Представление о вездесущей и исчерпывающей природе верховного бога характерно и для племен Вьетнама. Эдэ подагали, что главное божество Аэдие одновременно является и структурирующим началом Космоса. Его голова представляет собой небесный свод, нахмуренных лоб порождает облака, дыхание - воздух, а глаза выполняют функции дневного и небесного светил.

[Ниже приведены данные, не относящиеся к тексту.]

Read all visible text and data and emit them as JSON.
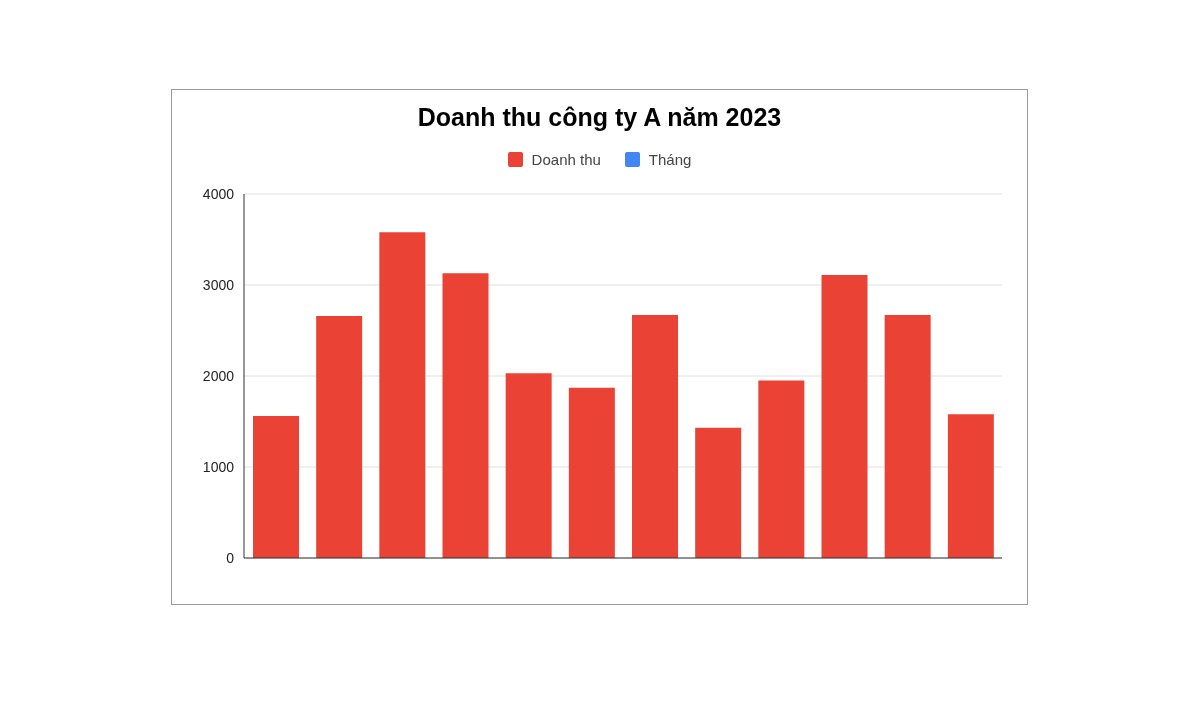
{
  "chart_data": {
    "type": "bar",
    "title": "Doanh thu công ty A năm 2023",
    "categories": [
      null,
      null,
      null,
      null,
      null,
      null,
      null,
      null,
      null,
      null,
      null,
      null
    ],
    "series": [
      {
        "name": "Doanh thu",
        "color": "#ea4335",
        "values": [
          1560,
          2660,
          3580,
          3130,
          2030,
          1870,
          2670,
          1430,
          1950,
          3110,
          2670,
          1580
        ]
      },
      {
        "name": "Tháng",
        "color": "#4285f4",
        "values": [
          null,
          null,
          null,
          null,
          null,
          null,
          null,
          null,
          null,
          null,
          null,
          null
        ]
      }
    ],
    "stacked": true,
    "ylim": [
      0,
      4000
    ],
    "yticks": [
      0,
      1000,
      2000,
      3000,
      4000
    ],
    "grid": "y",
    "legend": "top",
    "tick_labels": "y"
  }
}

Руки Аэдие, как столпы, поддерживают небо [Никулин, 1991, с. 49]. Кеты называли небо «Есевой кожей» [Иванов, Топоров, 1962, с. 37]. У айнов все божества, кроме высшего, называются Яйлы Камуй («дальние и ближние божества») [Симонова-Гудзенко, 1991, с. 53], что подчеркивает их производ-ность от центральной фигуры.
Связи между элементами пантеона и их иерархия выявляются при анализе закономерностей перечисления богов в летописных списках древних славян. Обнаруживается связь Перуна с Велесом, Стрибога с Даждьбогом и Сварогом, периферийное внешне место Симаргла и Мокоши. О единой природе и сущности славянских божеств писали еще средневековые авторы. В труде Прокопия Кесарийского «Война с готами» указано: «Они [анты и славины] считают, что только один бог, творец молний, является владыкой над всеми и ему приносят в жертву быков и совершают другие священные обряды» [Кесарийский, 1950, с. 297]. Исследователи (М. Вей) иногда утверждают, что большинство центральных божеств не являются персонифицированными образами, а представляют собой эпитеты, определяющие ту или иную сторону верховного божества: Сварог - «небесный», Святовит - «священный свет», Род - «рождающий», Стрибог - «отец-бог» [Рыбаков, 1988, с. 249]. Все это позволяет говорить о наличии стержневой фигуры пантеона и выразителя принципа космического устройства, оставив в стороне дискуссию о том, какой именно персонаж в разные этапы эволюции славянской мифологии мог быть выражением этого и считаться вершиной сакральной иерархии.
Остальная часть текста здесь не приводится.